The medical staff office and the officers need to be sufficiently funded to do their critically important work. Officers must be compensated adequately from medical staff funds for the heavy demand on their time, and the rest of the medical staff needs to support them on committees and in their departments. The hospital governing board needs to fund the medical staff office at a level commensurate with the importance of its work.

Medical staff leaders need to be directly involved in all measures related to patient safety and quality of care, as hospitals look to establish best practices, electronic medical records and public reporting of clinical outcomes. In our absence, steps will be taken that are not grounded in clinical reality and are ultimately less effective.

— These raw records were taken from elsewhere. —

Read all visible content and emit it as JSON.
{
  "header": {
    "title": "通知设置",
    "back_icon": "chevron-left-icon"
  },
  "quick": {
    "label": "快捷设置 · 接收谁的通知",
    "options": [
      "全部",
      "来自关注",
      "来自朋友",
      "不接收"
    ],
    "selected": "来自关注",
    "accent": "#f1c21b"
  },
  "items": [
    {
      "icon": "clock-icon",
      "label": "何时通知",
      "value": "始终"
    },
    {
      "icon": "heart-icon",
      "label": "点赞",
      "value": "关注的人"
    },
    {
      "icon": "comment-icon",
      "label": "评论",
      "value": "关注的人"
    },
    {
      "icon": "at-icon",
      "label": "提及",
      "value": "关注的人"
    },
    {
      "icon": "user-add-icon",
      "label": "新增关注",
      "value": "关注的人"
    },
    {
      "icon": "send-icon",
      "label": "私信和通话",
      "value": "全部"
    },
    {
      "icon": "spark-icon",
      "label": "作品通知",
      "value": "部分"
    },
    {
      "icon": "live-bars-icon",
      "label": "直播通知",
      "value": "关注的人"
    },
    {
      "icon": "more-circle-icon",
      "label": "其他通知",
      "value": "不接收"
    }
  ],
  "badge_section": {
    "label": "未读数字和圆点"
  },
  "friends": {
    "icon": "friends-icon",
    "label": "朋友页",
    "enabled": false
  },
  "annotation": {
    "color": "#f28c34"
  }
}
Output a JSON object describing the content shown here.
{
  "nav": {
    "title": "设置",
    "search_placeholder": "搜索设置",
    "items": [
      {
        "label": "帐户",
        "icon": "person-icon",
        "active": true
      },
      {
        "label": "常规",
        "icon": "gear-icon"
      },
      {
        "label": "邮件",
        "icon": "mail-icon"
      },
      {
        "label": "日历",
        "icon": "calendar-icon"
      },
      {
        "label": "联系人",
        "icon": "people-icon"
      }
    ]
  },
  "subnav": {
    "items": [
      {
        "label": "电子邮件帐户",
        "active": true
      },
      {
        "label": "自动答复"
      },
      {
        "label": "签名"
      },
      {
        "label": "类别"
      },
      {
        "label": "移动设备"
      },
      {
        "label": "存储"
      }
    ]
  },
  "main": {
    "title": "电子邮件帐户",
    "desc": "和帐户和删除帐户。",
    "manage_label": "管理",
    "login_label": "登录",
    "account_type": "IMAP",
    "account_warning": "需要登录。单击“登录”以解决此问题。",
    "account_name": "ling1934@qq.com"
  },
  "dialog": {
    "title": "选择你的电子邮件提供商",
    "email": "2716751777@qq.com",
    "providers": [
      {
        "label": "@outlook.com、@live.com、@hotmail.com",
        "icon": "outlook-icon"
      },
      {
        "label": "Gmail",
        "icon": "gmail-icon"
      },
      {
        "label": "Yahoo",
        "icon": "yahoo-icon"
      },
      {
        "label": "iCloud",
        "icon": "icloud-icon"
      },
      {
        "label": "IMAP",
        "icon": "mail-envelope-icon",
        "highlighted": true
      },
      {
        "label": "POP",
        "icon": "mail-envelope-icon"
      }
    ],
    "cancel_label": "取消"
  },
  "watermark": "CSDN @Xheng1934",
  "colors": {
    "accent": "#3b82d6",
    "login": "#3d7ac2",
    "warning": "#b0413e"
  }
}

Medical staff leaders need to take very seriously their core functions of peer review, credentialing and delineating privileges. These functions profoundly affect the quality of care. Our knowledge, training and expertise are essential for their proper execution. We are the people who should be carrying out these functions, which is why the governing board and everyone else in the hospital rightly looks to us to be conscientious.

Medical staff leaders need to be educated on a broad range of legal, legislative, regulatory and process issues. We don't operate in a vacuum. That's where OMSS involvement has proven so valuable. The CMA and AMA groups are both excellent sources of information. The article on the next page, by Elizabeth "Libby" Snelson, Esq., covers the variety of services available. The CMA Model Medical Staff Bylaws provide a template to guide medical staffs in fully realizing their duties. CMA On-Call documents at www.cmanet.org offer sound legal advice on medical staff self-governance, economic credentialing, peer review and more. A CMA subsidiary, the Institute for Medical Quality (www.imq.org) holds excellent meetings covering current medical staff topics. Outside organized medicine, the Institute for Healthcare Improvement (www.ihi.org) offers important programs on patient safety.

The hospital governing board is responsible for the proper functioning of the hospital. The board delegates responsibility for safety and quality of care to the medical staff in recognition of the medical staff's knowledge, training, expertise and inherent ethical obligation to patients. The medical staff bylaws document the relationship between the medical staff and the governing board. By joining the medical staff, we agree, one and all, to live up to our obligation under the bylaws, to provide the best and safest care possible to patients. By understanding the relationship and the obligation we have, and by actively and aggressively pursuing our role, we improve care, protect patients, strengthen the hospitals where we practice, and enhance our capacity to effect change in our communities--for the better.